A couple things. Why wasn't this an appropriate use of his national stage?

He is in a small way advancing the discussion of the problems at hand, doing so in a respectful way (a positive way to dissent) and unclear what else some athlete in his position is supposed to do that would result in a better result. He follows a long practice there, celebrities repeatedly making acts of protest in various ways to bring to light the concerns of the day. I might even cite how the Quakers did things like not doffing hats to make a point about individual equality. (I don't mean to fully express their beliefs there, so know that is a rough summary.)

And, since change does take time, it is hard to determine now what effects it would have, which works both ways, including critiquing him. But, my link alone suggests there has been some positive results. Ultimately, it's only one person. Others can do other things.

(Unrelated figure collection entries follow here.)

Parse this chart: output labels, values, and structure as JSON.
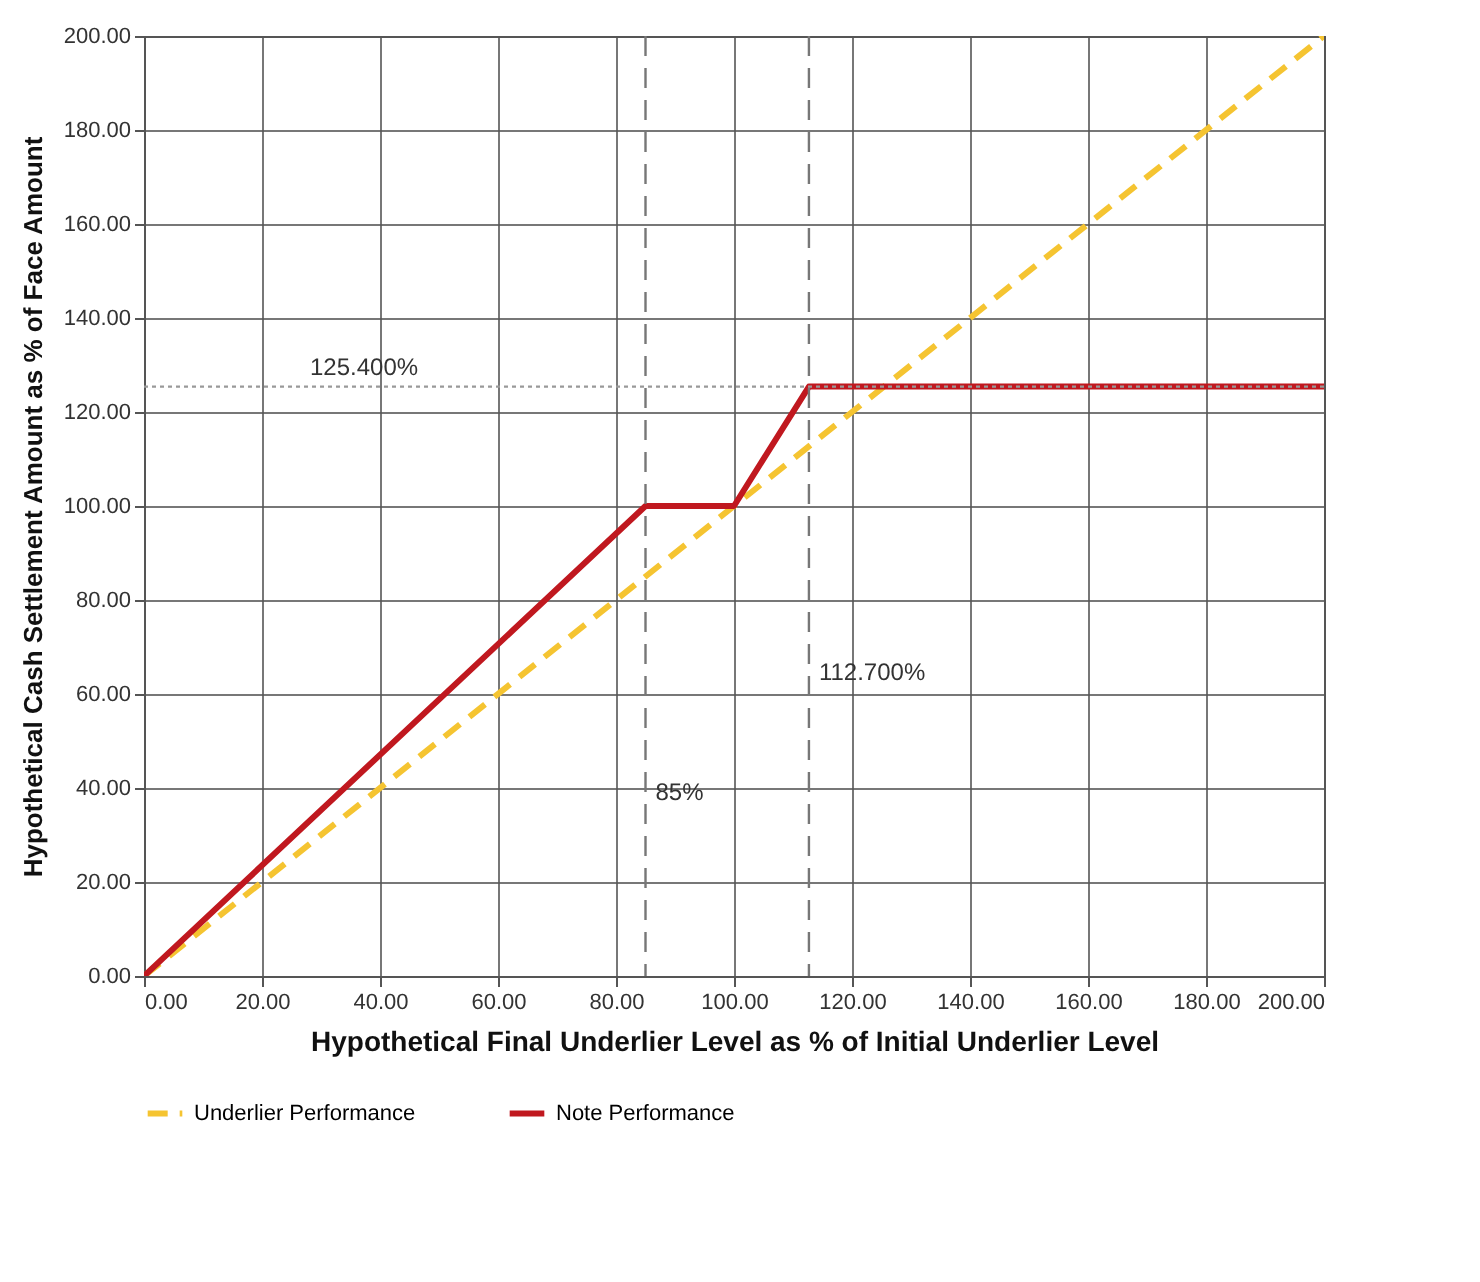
{
  "chart_data": {
    "type": "line",
    "xlabel": "Hypothetical Final Underlier Level as % of Initial Underlier Level",
    "ylabel": "Hypothetical Cash Settlement Amount as % of Face Amount",
    "xlim": [
      0,
      200
    ],
    "ylim": [
      0,
      200
    ],
    "xticks": [
      {
        "value": 0,
        "label": "0.00"
      },
      {
        "value": 20,
        "label": "20.00"
      },
      {
        "value": 40,
        "label": "40.00"
      },
      {
        "value": 60,
        "label": "60.00"
      },
      {
        "value": 80,
        "label": "80.00"
      },
      {
        "value": 100,
        "label": "100.00"
      },
      {
        "value": 120,
        "label": "120.00"
      },
      {
        "value": 140,
        "label": "140.00"
      },
      {
        "value": 160,
        "label": "160.00"
      },
      {
        "value": 180,
        "label": "180.00"
      },
      {
        "value": 200,
        "label": "200.00"
      }
    ],
    "yticks": [
      {
        "value": 0,
        "label": "0.00"
      },
      {
        "value": 20,
        "label": "20.00"
      },
      {
        "value": 40,
        "label": "40.00"
      },
      {
        "value": 60,
        "label": "60.00"
      },
      {
        "value": 80,
        "label": "80.00"
      },
      {
        "value": 100,
        "label": "100.00"
      },
      {
        "value": 120,
        "label": "120.00"
      },
      {
        "value": 140,
        "label": "140.00"
      },
      {
        "value": 160,
        "label": "160.00"
      },
      {
        "value": 180,
        "label": "180.00"
      },
      {
        "value": 200,
        "label": "200.00"
      }
    ],
    "grid": true,
    "legend": "bottom",
    "series": [
      {
        "name": "Underlier Performance",
        "color": "#f5c431",
        "line_style": "dashed",
        "x": [
          0,
          200
        ],
        "values": [
          0,
          200
        ]
      },
      {
        "name": "Note Performance",
        "color": "#c0181f",
        "line_style": "solid",
        "x": [
          0,
          85,
          100,
          112.7,
          200
        ],
        "values": [
          0,
          100,
          100,
          125.4,
          125.4
        ]
      }
    ],
    "ref_lines": [
      {
        "axis": "y",
        "value": 125.4,
        "label": "125.400%",
        "color": "#999999",
        "line_style": "dotted"
      },
      {
        "axis": "x",
        "value": 85,
        "label": "85%",
        "color": "#777777",
        "line_style": "dashed"
      },
      {
        "axis": "x",
        "value": 112.7,
        "label": "112.700%",
        "color": "#777777",
        "line_style": "dashed"
      }
    ]
  }
}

Reference is made to the gay rights movement being an exception. I don't really think so. Recent advancements were the result of decades of activity.

Thomas Lively said...

Okay, but why do we even have to have the National Anthem played at sporting events. It seems like it is an inappropriate place to force everyone to show our allegiance to our country?

Michael C. Dorf said...

Thanks for all of these thoughtful comments. A couple of quick thoughts:

1) Shag: You are right about Spooner. Randy Barnett wrote a very interesting piece some years ago trying to recover the Spooner branch of the abolitionist movement to shed light on the original meaning of the Fourteenth Amendment.

2) Everyone else: I think that at least in her original comment RBG may have been conflating the sort of protest with which she is uncomfortable on a personal level with what is appropriate. Speaking for myself, I have never been much of an in-the-streets activist, preferring the written word or the politeness of a formal debate (not of the Presidential variety!). But I realize that these are matters of personal style, not basic limits on what one can or should do as political activism.